Optimism is a belief that the odds of a good outcome are in your favor over time, even when there will be setbacks along the way.

Pessimism just sounds smarter and more plausible than optimism. Tell someone that everything will be great and they’re likely to either shrug you off or offer a skeptical eye. Tell someone they’re in danger and you have their undivided attention.

money is ubiquitous, so something bad happening tends to affect everyone and captures everyone’s attention.

There are two topics that will affect your life whether you are interested in them or not: money and health. While health issues tend to be individual, money issues are more systemic. In a connected system where one person’s decisions can affect everyone else, it’s understandable why financial risks gain a spotlight and capture attention in a way few other topics can.

progress happens too slowly to notice, but setbacks happen too quickly to ignore.

It’s easier to create a narrative around pessimism because the story pieces tend to be fresher and more recent. Optimistic narratives require looking at a long stretch of history and developments, which people tend to forget and take more effort to piece together.

Expecting things to be great means a best-case scenario that feels flat.

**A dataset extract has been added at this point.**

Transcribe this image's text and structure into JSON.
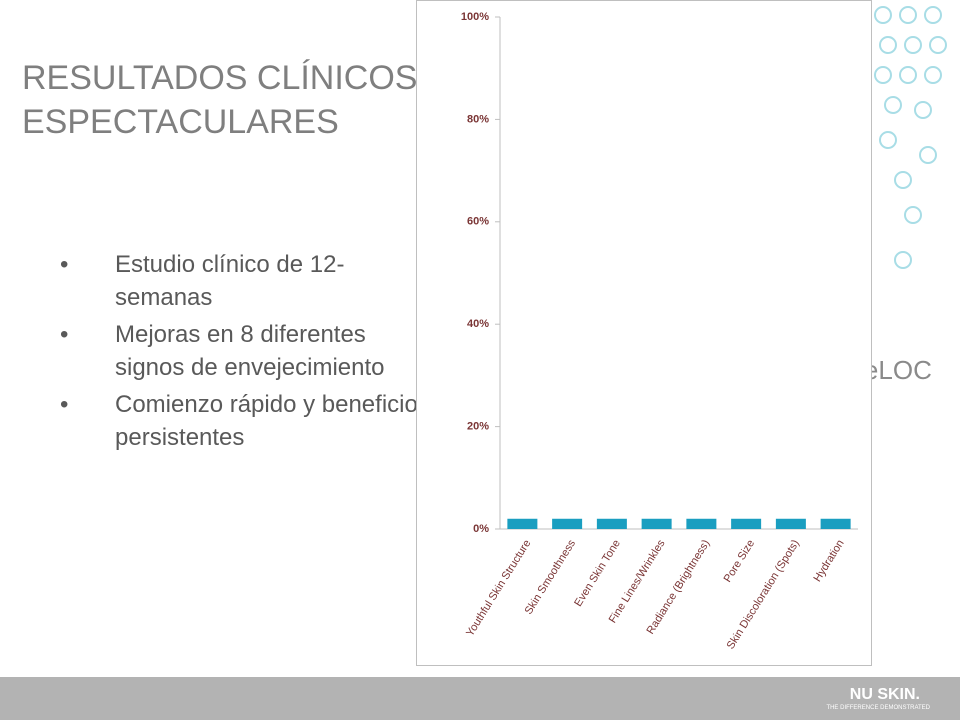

Pessimism reduces expectations, narrowing the gap between possible outcomes and outcomes you feel great about. Maybe that’s why it’s so seductive. Expecting things to be bad is the best way to be pleasantly surprised when they’re not.

The more you want something to be true, the more likely you are to believe a story that overestimates the odds of it being true.

An appealing fiction happens when you are smart, you want to find solutions, but face a combination of limited control and high stakes. They are extremely powerful. They can make you believe just about anything.

The problem is that viewers can’t, or don’t, calibrate low odds, like a 1% chance. Many default to a firm belief that what they want to be true is unequivocally true. But they’re only doing that because the possibility of a huge outcome exists.

The bigger the gap between what you want to be true and what you need to be true to have an acceptable outcome, the more you are protecting yourself from falling victim to an appealing financial fiction.

When thinking about room for error in a forecast it is tempting to think that potential outcomes range from you being just right enough to you being very, very right. But the biggest risk is that you want something to be true so badly that the range of your forecast isn’t even in the same ballpark as reality.

Everyone has an incomplete view of the world. But we form a complete narrative to fill in the gaps.

Most people, when confronted with something they don’t understand, do not realize they don’t understand it because they’re able to come up with an explanation that makes sense based on their own unique perspective and experiences in the world, however limited those experiences are. We all want the complicated world we live in to make sense. So we tell ourselves stories to fill in the gaps of what are effectively blind spots.

Coming to terms with how much you don’t know means coming to terms with how much of what happens in the world is out of your control. And that can be hard to accept.

“We need to believe we live in a predictable, controllable world, so we turn to authoritative-sounding people who promise to satisfy that need.”